“She doesn’t know,” I muttered.
Seraphine sighed, almost weary. “She knows enough to be dangerous. The way she touches old words without meaning to, the way shadows respond to her—those aren’t accidents. She may not understand it, but something inside her does.”
I let my hand rest on the leather cover, rough with age.
There were threads in this tale that matched the shape of her. It was myth—but not just myth. And if even a thread was true… Then Kaelith wasn’t just claiming her power. He was trying to harness something older than the goddesses themselves.
Something made of dark. Something the world had tried to forget.
“What happens,” I said quietly, “when that darkness wakes?”
Seraphine looked at me then. Her smile didn’t reach her eyes. “Then, Malachi,” she said, “we remember why children fear the dark. Not for what they see, but for what waits when the light goes out.”
36
Aurelia
Everything was too loud.
Too bright.
Even the dust that floated through the haze of dusk seemed to shimmer too sharply, cutting gold and violet threads of light as it drifted across my chamber walls. I watched it, unsure how long I’d been sitting there, the air brittle against my skin.

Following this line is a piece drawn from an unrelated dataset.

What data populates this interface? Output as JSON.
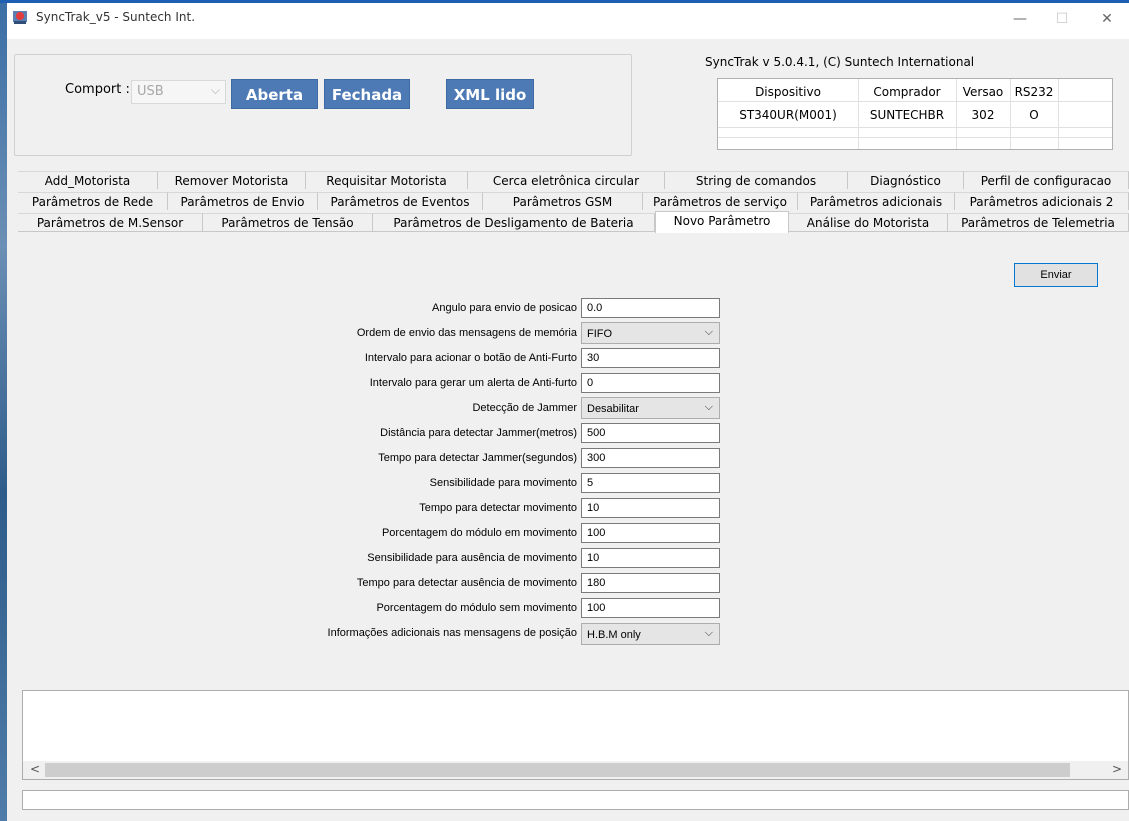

I smoothed a hand down my torso, pausing at the place just above my heart. No pain, but the memory of it stirred. The scar was quiet now, but whatever came next would not be gentle.
A sharp knock echoed through the chamber. I didn’t move to answer it.
I turned from the mirror, but the image stayed with me, clinging like shadow.
Kaelith’s mouth on me. His blood on my tongue.
It wasn’t want. Not truly—and especially not for him. It was a hunger threaded through my veins, one that clawed past thought and left my body begging before I could command it still.
I needed it.
And when I drank—when I tasted the searing warmth of his blood—I had felt, for a terrifying moment, whole.
The dreams that followed blurred. Shifting walls. Velvet skin. Kaelith’s voice in my mind. The scent of ash. And Malachi, watching—always just beyond the edge. Unmoving.
And then… The bath. His arms around me. His hands in my hair. The gentle pressure of his thumb beneath my chin. The way he had turned me to face him—slowly, gently.
My body was a mess of sensations. My skin burned. My vision pulsed at the edges. And worst of all, I was so godsdamned thirsty.
I didn’t mean to reach for the heat curling low in my belly. But the memory of his mouth—the way his voice had caught on my name—had taken root somewhere deeper than want.
My breath hitched. One hand braced against the wall, the other slipping beneath my waistband with a hunger I didn’t want to name. Didn’t want to need.
It wasn’t my hand I felt. I imagined him. Malachi, pressed behind me. Filling me with the kind of ache I hadn’t known I was capable of wanting. My hips tilted forward. My lips parted.
I was right there. And then?—
The door creaked open. I jerked upright and spun towards the door, dragging my hand out of my pants just as Malachi stepped into view. There was a flicker in his eyes when they landed on me.
He paused. Sniffed once.
Oh gods.
His voice dropped, rough and too close. “Who’s in here with you?”